No one illustrates the promise of cell therapy better than a little girl named Emily Whitehead. She was just 5 years old when she got sick with a common type of childhood cancer called acute lymphoblastic leukemia. Roughly 98 percent of children go into remission within weeks of treatment, but Emily relapsed repeatedly despite several rounds of chemotherapy.
Running out of options, her parents enrolled her in an experimental cell therapy trial at The Children’s Hospital of Philadelphia (CHOP) in early 2012. CHOP doctors collected a type of Emily’s white blood cells called T lymphocytes — the immune system’s SWAT team — and edited their DNA so they would recognize Emily’s cancer. When doctors injected the modified lymphocytes back into her body, they multiplied and wiped out the disease. She’s been cancer-free since.
Everyone in the cell therapy community knows Emily’s story. They want to start telling others. “She’s the poster child and also the reminder that we need to move faster,” says Rowan Chapman, head of healthcare investing for GE Ventures. “The results in trials have been astounding, but the treatment process today is highly resource-intensive and frighteningly manual. It still involves a lot of handwritten labels, clipboards and Sharpie pens throughout the process. We need to inject speed and scale, and we have to figure out ways to take out cost.”
That’s why GE Ventures teamed up with Mayo Clinic and launched Vitruvian Networks, an independent technology company that uses advanced manufacturing and data analytics software to industrialize cell therapy. “Cell therapy today is mostly a very localized process taking place in a single hospital,” says Heidi Hagen, who leads global operations at Vitruvian Networks. “Things will need to change when these therapies are commercially approved and need to scale. Our software provides secure and digital transparency throughout the entire process. We will be working collaboratively with partners to develop critical industry standards and to set high quality benchmarks.”

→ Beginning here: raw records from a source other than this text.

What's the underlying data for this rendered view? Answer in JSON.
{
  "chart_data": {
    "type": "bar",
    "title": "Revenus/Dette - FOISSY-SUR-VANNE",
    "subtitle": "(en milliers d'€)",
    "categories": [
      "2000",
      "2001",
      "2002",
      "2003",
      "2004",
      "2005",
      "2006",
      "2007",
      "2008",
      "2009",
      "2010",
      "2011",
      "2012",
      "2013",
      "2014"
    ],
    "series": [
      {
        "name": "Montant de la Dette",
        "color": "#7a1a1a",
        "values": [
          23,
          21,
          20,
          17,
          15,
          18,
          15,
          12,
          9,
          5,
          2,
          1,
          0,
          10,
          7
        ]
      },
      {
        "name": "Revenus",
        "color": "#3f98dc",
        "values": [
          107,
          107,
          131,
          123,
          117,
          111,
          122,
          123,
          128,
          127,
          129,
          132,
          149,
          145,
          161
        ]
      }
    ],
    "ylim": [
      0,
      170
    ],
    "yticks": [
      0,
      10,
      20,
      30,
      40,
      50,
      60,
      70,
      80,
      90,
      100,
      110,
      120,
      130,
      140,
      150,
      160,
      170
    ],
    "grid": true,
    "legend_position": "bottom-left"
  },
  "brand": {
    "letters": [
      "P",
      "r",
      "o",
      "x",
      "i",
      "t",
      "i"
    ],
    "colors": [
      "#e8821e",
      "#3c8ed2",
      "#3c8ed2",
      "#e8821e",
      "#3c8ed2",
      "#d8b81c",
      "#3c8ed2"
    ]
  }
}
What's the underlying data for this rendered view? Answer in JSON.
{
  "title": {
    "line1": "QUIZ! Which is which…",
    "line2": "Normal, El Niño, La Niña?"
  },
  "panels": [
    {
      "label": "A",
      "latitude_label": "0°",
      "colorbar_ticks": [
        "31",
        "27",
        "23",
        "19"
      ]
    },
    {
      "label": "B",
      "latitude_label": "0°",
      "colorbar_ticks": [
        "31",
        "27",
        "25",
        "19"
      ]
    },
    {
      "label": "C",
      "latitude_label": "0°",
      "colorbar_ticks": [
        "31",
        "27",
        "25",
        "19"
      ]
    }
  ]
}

To be sure, Vitruvian Networks is not in the actual therapy business. It’s the digital connective tissue that brings the pieces together for companies like Kite Pharma, Juno Therapeutics, Novartis and other big players in the field. “We use software to arrange different players, including hospitals, blood banks, couriers and therapy manufacturers, like an orchestra,” Hagen says. GE projects the cell therapy industry to reach $10 billion by 2021.
Cell therapy has many moving and dependent parts. The links between them have to be executed flawlessly and quickly since many patients have very little time to spare, and speed and precision are often a matter of life and death. “If you want to commercialize these therapies, you need to build a national and even global system that will allow you to seamlessly track and connect everything from cell collection and transportation logistics to DNA modification and treatment results,” Hagen says.
Here’s why. The type of therapy that Emily received is called autologous immunotherapy. Physicians first collect the patient’s own blood at a blood center. The step is similar to dialysis and lasts several hours. Doctors then use special machines to strip out T lymphocytes and send them to a manufacturing facility where their DNA can be edited to attack the patient’s blood cancer and the cells grown in volume inside bioreactors. This step takes anywhere from three to six weeks. After that, the reengineered immune cells travel to the hospital, where they are injected back into the patient. “You have to have total assurance and quality control,” says Amy DuRoss, executive director of new business creation at GE Ventures. “Your own cells are a ‘living drug.’ If you receive someone else’s cells by accident, the results could be deadly.”
Vitruvian’s solutions will help “orchestrate” and monitor everything from logistics and manufacturing to ordering, scheduling and quality control. “Right now most nurses coordinate appointments and receive updates over the phone or by fax, which is inefficient and not the best use of their valuable time,” DuRoss says. “But because of our digital connectivity, Vitruvian’s technology will streamline a lot of the complexities behind the scenes, so that patients, providers and therapy manufacturers can enjoy a smooth, reliable experience that starts from ordering all the way through therapy administration. Our system is more like a nexus between Amazon and FedEx. It will provide, in real time, optimal scheduling windows, updates on the status of a patient’s cells and data insights into how certain cell characterizations may affect treatment times and decisions.”
Mayo Clinic will supply Vitruvian with data and expertise related to biomarkers, processes and outcomes to help guide further development of personalized therapies. The company will also draw on know-how from GE Healthcare’s own cell therapy business, as well as software GE is already developing for the Industrial Internet to monitor and optimize everything from jet engines to power plants.
Vitruvian Networks will start by focusing on hard-to-treat blood cancers like the one that afflicted Emily. “It’s a very specific subset of blood cancer patients who’ve failed existing lines of treatment and are at the end of the road,” says GE Ventures’ Chapman. “But the potential is enormous — there are many future application opportunities within personalized medicine, all of which is great news for patients.”